Swap option: Vialone Nano is a traditional, medium-grain rice use to make this dish. However, if you can't find it, you may use another variety of starchy rice such as Carnaroli or arborio.
Preparation
1.Fill a large stockpot with 6¼ cups of water. Add some of the shelled pods, just enough for them to be submerged, and discard the rest. Bring the water to a boil and then immediately turn down the heat to a simmer for 30 to 60 minutes, or until reduced by half.
2.Strain the pea liquid into a large bowl and discard the pods.
3.Pour the pea liquid back into the pot, add the stock and bring to a simmer.
4.Fill a medium-sized saucepan 3/4 of the way with water and bring to a boil. As soon as bubbles begin to break the surface, add 1 whole garlic clove and shelled peas. Cook for 4 minutes, or until the peas are soft. During the last minute of cooking, add 3 to 4 mint leaves. Remove the garlic and mint from the water and discard. Remove the peas from the water and transfer to a food processor. Add 1/8 teaspoon kosher salt, a handful of torn fresh mint leaves and 1/2 cup olive oil.
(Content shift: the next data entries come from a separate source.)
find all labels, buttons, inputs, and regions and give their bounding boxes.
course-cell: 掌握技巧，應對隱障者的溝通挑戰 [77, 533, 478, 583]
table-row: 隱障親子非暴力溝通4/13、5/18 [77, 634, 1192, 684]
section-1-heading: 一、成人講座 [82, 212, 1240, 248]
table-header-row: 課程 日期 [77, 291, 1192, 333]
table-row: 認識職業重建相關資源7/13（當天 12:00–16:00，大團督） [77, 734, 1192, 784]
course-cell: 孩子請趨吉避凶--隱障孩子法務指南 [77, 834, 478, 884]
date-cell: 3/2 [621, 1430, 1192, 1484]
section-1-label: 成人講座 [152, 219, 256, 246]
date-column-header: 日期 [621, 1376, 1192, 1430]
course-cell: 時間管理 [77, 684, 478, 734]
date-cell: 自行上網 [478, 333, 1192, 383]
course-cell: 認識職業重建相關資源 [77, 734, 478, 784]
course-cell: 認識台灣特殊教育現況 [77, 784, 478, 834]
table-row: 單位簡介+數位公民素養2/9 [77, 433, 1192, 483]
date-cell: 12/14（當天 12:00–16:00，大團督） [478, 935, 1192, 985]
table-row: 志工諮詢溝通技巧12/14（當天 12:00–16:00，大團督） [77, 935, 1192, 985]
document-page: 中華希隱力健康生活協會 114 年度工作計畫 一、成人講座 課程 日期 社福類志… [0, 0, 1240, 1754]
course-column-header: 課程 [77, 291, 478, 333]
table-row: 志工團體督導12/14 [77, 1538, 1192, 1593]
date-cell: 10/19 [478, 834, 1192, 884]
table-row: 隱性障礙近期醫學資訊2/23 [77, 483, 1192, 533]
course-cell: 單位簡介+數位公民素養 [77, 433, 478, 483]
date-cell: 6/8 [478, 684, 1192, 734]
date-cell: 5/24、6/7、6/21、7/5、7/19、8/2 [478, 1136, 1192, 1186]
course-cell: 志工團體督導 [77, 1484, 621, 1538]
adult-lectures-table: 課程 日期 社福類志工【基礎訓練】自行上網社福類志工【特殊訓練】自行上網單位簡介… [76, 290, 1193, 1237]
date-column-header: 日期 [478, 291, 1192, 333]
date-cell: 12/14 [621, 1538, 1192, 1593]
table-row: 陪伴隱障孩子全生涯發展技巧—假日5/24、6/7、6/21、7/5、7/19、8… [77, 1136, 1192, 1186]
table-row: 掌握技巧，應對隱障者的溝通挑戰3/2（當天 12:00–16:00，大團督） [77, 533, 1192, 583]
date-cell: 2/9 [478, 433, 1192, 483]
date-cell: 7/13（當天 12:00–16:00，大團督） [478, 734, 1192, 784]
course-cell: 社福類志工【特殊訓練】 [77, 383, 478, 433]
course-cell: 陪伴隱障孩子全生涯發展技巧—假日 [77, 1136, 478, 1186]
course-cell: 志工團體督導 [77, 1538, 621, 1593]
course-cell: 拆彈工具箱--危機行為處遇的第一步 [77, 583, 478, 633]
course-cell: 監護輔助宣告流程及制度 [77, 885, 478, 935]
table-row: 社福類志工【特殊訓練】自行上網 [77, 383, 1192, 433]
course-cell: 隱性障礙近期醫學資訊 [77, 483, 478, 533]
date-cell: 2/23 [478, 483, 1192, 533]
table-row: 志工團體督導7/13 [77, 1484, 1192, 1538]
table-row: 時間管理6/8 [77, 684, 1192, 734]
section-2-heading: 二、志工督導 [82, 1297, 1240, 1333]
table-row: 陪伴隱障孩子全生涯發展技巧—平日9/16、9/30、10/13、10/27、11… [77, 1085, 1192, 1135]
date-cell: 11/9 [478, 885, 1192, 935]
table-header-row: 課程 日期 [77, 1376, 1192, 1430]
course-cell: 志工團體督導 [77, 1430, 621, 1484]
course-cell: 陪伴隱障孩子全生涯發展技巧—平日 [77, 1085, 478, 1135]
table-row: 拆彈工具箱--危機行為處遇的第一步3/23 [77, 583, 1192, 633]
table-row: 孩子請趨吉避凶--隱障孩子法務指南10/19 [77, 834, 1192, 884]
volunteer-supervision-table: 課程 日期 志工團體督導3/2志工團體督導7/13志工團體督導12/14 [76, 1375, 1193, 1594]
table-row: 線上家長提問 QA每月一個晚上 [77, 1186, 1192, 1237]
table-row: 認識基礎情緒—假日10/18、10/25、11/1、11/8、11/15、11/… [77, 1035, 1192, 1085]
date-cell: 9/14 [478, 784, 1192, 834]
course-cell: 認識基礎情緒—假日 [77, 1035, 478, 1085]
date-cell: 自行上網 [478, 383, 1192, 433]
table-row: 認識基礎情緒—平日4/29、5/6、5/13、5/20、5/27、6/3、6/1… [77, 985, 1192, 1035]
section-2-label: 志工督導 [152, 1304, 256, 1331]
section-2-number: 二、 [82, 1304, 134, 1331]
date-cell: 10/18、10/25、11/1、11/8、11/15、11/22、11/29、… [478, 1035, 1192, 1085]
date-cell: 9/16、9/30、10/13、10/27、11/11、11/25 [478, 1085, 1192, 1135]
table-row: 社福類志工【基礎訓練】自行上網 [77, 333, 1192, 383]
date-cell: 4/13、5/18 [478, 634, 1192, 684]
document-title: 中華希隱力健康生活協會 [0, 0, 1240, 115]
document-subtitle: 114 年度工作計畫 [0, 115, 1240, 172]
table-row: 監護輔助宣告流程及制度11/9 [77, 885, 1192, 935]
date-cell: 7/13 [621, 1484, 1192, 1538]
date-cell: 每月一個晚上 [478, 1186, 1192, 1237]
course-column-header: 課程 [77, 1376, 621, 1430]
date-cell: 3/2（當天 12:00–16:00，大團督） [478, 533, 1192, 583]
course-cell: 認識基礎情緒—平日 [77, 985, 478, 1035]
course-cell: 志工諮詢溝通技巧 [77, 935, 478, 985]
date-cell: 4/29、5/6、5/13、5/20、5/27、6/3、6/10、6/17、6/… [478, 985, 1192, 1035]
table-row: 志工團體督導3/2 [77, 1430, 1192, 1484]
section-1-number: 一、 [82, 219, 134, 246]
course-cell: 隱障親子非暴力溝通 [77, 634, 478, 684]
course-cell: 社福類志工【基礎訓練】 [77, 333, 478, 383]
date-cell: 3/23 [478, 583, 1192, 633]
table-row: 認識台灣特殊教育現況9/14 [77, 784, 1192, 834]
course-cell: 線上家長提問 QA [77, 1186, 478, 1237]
Purée until smooth.
5.In a heavy-bottomed saucepan, melt 1 tablespoon plus 1 teaspoon butter and 2 tablespoons olive oil. Add shallots and 1 chopped garlic clove, sautéing until the onion is translucent and the garlic softens, about 3 minutes. Add rice and stir, until the grains start to turn translucent, about 3 minutes. Increase the heat to medium-high, add vermouth and cook for 3 to 4 minutes. Add 1 ladleful of stock and cook, stirring constantly, until most of the liquid has been absorbed. Add remaining raw peas, plus more stock, and repeat until rice is tender and has absorbed most of the stock (you may not need to use all of it).
6.To serve, stir in Parmesan cheese, remaining butter and pea purée. Cover and rest for 5 minutes. Season to taste. Divide risotto among shallow bowls and top with fresh mint leaves and a drizzle of olive oil.